Some positive euro price action. Notwithstanding the increasingly trenchant rhetoric of some of Europe’s major policy officials of late, the more positive price action evident in the single currency recently is noteworthy. Two weeks back, the euro looked poised to fall below 1.20 for the first time in two years; indeed, a test of the low recorded in July 2010 of 1.1877 seemed inevitable. However, the euro has bounced back, and over the last couple of days has regularly traded above 1.24. Not even yesterday’s poor economic news seemed to trouble the single currency. In Germany, factory orders retreated by almost 8% in the year ended June, while Italian industrial production fell by a similar 8% over the same time period. For now at least, the euro seems comfortable around the 1.24 level. In terms of both relative strength and momentum, it is just possible that the EUR may surprise and head higher in the short term. The 100-day moving average comes in around 1.2725 – if the euro does continue upward then this looms as a potential target.

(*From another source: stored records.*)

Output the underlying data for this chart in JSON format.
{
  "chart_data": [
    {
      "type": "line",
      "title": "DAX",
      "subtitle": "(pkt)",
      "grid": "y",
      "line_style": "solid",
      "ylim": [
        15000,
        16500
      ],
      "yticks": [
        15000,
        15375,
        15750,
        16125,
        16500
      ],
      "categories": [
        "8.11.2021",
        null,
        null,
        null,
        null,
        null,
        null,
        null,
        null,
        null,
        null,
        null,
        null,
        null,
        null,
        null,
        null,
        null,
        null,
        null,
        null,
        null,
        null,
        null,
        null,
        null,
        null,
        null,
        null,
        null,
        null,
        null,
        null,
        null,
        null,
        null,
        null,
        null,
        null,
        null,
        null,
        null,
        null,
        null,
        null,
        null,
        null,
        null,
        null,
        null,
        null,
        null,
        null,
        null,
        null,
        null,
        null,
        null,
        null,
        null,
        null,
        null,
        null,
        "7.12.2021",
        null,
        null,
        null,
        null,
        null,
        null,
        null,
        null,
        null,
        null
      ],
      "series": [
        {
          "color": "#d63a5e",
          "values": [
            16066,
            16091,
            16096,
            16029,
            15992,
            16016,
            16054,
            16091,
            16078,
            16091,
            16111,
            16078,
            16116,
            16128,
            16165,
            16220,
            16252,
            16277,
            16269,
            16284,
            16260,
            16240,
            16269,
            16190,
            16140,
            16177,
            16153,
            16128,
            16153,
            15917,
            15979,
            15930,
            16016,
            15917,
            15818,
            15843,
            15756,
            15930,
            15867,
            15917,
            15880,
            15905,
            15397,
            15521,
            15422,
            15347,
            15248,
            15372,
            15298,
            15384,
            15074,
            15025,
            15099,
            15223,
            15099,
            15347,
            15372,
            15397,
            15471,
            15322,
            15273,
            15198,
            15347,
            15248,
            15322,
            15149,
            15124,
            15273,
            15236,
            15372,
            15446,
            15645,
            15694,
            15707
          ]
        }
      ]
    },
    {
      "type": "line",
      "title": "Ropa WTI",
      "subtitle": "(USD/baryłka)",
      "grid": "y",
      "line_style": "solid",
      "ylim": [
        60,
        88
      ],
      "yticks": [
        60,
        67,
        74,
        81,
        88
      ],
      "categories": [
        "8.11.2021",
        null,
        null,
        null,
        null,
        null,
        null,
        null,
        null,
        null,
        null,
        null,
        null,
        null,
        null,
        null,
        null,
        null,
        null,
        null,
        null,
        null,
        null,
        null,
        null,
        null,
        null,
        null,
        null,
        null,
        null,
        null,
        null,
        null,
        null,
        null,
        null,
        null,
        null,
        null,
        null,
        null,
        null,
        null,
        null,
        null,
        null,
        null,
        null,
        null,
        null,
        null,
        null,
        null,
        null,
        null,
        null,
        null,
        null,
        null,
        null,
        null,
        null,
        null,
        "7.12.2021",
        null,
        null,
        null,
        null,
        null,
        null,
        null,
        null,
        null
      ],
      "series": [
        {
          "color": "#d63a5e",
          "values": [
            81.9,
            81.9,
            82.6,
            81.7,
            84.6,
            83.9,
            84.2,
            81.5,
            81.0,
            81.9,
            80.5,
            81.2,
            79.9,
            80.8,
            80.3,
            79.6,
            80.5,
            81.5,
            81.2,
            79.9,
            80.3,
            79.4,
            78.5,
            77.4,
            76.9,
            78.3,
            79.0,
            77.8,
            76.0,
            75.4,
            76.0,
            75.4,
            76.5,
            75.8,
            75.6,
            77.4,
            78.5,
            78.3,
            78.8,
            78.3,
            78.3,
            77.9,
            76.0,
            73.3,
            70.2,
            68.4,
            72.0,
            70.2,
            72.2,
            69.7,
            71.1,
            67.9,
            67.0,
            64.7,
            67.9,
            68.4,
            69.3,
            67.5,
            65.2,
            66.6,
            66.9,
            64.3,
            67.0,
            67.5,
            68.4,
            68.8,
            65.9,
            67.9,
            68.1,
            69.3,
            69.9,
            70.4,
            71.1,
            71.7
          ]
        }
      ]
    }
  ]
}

Rosengren – the arch Fed dove. Although not currently a voting member of the FOMC, the views of Eric Rosengren, Boston Fed President, still carry some weight. In a WSJ article, Rosengren argued that the Fed should commence an open-ended program of bond-buying, because its current stance continues to fail to meet either aspect of its mandate, namely sustainable growth and price stability. Rosengren contended that the program should remain in force until these objectives are satisfied, and that the bond-buying ought to include mortgage-backed securities. The policy prescription of Rosengren is at one extreme and will no doubt be tempered by the moderate views of other Fed officials. If the Fed were to travel down this path of unlimited QE, then it would have significant (negative) ramifications for the dollar. It would also incur the wrath of international policy-makers and investors. For now, Rosengren’s dovish disposition stands little chance of being adopted but if it comes to pass that the economy falls back into recession either later this year or early next year because of fiscal strangulation, then no doubt Fed Chairman Bernanke will consider such an approach.
Germany’s SPD endorses eurobonds. In a potentially important shift in the policy debate raging around Europe regarding how to respond to the sovereign debt crisis, the opposition SPD (Social Democratic Party) has intimated that it is prepared to endorse eurobonds. Under the condition that any change in the German constitution is first ratified by a referendum, the SPD has thrown its support behind jointly-guaranteed eurozone bonds provided that a fiscal union is agreed by all nations. In the announcement of its revised policy, the SPD spokesman warned that the euro would not survive without common financial and tax policies. How many times have we heard that over the past few days!